Institut de Neurobiologie de la Méditerranée, Institut National de la Santé et de la Recherche Médicale, Aix-Marseille University, Marseille, France.
Epilepsia. 2024 Jul;65(7):2111-2126. doi: 10.1111/epi.18000. Epub 2024 May 8.
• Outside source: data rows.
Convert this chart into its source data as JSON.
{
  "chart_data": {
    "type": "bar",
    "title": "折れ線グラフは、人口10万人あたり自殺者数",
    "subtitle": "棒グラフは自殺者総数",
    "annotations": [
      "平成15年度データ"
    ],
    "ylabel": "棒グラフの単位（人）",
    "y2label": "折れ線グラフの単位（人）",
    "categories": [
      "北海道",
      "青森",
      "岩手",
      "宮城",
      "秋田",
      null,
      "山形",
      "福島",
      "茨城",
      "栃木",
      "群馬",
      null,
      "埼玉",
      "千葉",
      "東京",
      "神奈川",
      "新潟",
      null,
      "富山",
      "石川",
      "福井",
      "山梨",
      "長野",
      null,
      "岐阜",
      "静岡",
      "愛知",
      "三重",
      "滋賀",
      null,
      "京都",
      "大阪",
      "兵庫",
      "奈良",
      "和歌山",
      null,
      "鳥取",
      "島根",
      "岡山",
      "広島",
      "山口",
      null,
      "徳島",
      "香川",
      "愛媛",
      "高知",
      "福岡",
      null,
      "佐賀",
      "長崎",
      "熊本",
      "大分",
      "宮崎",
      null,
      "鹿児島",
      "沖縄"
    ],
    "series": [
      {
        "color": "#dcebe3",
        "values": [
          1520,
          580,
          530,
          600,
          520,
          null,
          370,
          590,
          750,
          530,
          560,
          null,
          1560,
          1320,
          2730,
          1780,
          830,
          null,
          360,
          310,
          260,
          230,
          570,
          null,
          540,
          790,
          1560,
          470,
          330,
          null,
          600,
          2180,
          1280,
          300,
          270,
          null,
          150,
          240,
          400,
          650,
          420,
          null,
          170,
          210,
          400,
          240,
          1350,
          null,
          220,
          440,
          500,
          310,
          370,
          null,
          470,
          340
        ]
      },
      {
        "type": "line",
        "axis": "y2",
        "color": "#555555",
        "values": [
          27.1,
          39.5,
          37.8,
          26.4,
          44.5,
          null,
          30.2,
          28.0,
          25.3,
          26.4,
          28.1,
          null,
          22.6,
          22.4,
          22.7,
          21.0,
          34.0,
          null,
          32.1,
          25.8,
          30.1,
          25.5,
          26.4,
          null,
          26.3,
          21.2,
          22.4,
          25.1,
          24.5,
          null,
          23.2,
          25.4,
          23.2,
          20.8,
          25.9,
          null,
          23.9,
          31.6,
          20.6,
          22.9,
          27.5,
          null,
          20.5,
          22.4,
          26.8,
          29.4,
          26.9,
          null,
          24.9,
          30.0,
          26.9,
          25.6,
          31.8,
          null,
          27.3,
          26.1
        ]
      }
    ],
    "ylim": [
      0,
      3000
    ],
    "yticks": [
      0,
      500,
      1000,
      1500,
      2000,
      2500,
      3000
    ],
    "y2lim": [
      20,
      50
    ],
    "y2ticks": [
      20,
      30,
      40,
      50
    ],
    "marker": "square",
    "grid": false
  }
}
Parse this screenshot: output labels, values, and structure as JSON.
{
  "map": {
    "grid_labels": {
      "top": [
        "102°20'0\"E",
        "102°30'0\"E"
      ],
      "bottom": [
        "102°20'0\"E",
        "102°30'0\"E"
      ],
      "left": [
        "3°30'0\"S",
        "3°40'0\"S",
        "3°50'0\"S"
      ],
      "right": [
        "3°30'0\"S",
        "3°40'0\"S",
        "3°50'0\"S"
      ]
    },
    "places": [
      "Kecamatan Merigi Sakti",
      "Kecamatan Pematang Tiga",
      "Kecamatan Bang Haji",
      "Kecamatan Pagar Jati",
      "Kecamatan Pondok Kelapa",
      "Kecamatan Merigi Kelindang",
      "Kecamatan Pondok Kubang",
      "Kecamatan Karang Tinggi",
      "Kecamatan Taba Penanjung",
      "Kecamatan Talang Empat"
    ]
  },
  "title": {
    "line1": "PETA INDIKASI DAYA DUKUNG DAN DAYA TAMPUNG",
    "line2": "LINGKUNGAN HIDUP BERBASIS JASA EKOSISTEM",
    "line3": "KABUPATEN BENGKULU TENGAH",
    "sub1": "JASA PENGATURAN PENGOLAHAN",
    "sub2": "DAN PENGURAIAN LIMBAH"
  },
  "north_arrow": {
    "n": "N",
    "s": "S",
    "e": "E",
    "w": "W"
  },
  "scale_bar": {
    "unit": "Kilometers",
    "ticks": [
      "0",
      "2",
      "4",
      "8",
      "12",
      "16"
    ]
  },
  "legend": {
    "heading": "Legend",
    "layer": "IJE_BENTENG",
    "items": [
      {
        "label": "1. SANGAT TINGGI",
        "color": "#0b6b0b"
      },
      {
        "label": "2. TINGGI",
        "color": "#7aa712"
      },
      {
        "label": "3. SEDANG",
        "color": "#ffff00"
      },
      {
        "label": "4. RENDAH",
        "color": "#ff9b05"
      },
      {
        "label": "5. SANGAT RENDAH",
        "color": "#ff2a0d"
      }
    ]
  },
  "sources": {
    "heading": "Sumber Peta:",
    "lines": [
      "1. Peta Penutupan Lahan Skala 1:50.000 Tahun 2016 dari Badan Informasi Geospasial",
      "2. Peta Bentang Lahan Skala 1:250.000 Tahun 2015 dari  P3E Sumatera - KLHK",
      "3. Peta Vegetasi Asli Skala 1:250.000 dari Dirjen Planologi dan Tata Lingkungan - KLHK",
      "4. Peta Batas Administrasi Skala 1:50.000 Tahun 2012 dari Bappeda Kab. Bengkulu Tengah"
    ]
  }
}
Genetic variations in proteins of the mechanistic target of rapamycin (mTOR) pathway cause a spectrum of neurodevelopmental disorders often associated with brain malformations and with intractable epilepsy. The mTORopathies are characterized by hyperactive mTOR pathway and comprise tuberous sclerosis complex (TSC) and focal cortical dysplasia (FCD) type II. How hyperactive mTOR translates into abnormal neuronal activity and hypersynchronous network remains to be better understood. Previously, the role of upregulated GluN2C-containing glutamate-gated N-methyl-D-aspartate receptors (NMDARs) has been demonstrated for germline defects in the TSC genes. Here, we questioned whether this mechanism would expand to other mTORopathies in the different context of a somatic genetic variation of the MTOR protein recurrently found in FCD type II.
We used a rat model of FCD created by in utero electroporation of neural progenitors of dorsal telencephalon with expression vectors encoding either the wild-type or the pathogenic MTOR variant (p.S2215F). In this mosaic configuration, patch-clamp whole-cell recordings of the electroporated, spiny stellate neurons and extracellular recordings of the electroporated areas were performed in neocortical slices. Selective inhibitors were used to target mTOR activity and GluN2C-mediated currents.
Neurons expressing the mutant protein displayed an excessive activation of GluN2C NMDAR-mediated spontaneous excitatory postsynaptic currents. GluN2C-dependent increase in spontaneous spiking activity was detected in the area of electroporated neurons in the mutant condition and was restricted to a critical time window between postnatal days P9 and P20.
Somatic MTOR pathogenic variant recurrently found in FCD type II resulted in overactivation of GluN2C-mediated neuronal NMDARs in neocortices of rat pups. The related and time-restricted local hyperexcitability was sensitive to subunit GluN2C-specific blockade. Our study suggests that GluN2C-related pathomechanisms might be shared in common by mTOR-related brain disorders.
机械靶标雷帕霉素(mTOR)途径蛋白的遗传变异导致一系列神经发育障碍,这些障碍通常与脑畸形和难治性癫痫有关。mTOR 病的特征是 mTOR 途径过度活跃,包括结节性硬化症(TSC)和局灶性皮质发育不良(FCD)II 型。过度活跃的 mTOR 如何转化为异常神经元活动和超同步网络仍有待更好地理解。以前,已经证明 TSC 基因种系缺陷中上调的含有 GluN2C 的谷氨酸门控 N-甲基-D-天冬氨酸受体(NMDAR)的作用。在这里,我们质疑这种机制是否会扩展到 FCD 类型 II 中反复发现的 MTOR 蛋白体细胞遗传变异的不同情况下的其他 mTOR 病。
我们使用通过在体电穿孔向背侧端脑的神经祖细胞表达载体转染野生型或致病 MTOR 变体(p.S2215F)创建的 FCD 大鼠模型。在这种镶嵌配置中,对电穿孔的棘状星状神经元进行全细胞膜片钳记录,对电穿孔区域进行细胞外记录。选择性抑制剂用于靶向 mTOR 活性和 GluN2C 介导的电流。
表达突变蛋白的神经元显示出 GluN2C 介导的自发性兴奋性突触后电流的过度激活。在突变条件下,在电穿孔神经元的区域中检测到 GluN2C 依赖性自发性尖峰活动增加,并且仅局限于出生后第 9 天至第 20 天之间的关键时间窗口。
在 FCD 类型 II 中反复发现的体细胞 MTOR 致病变体导致新生大鼠皮质中 GluN2C 介导的神经元 NMDAR 的过度激活。相关的和时间限制的局部过度兴奋性对亚基 GluN2C 特异性阻断敏感。我们的研究表明,GluN2C 相关的病理机制可能在 mTOR 相关的脑疾病中共同存在。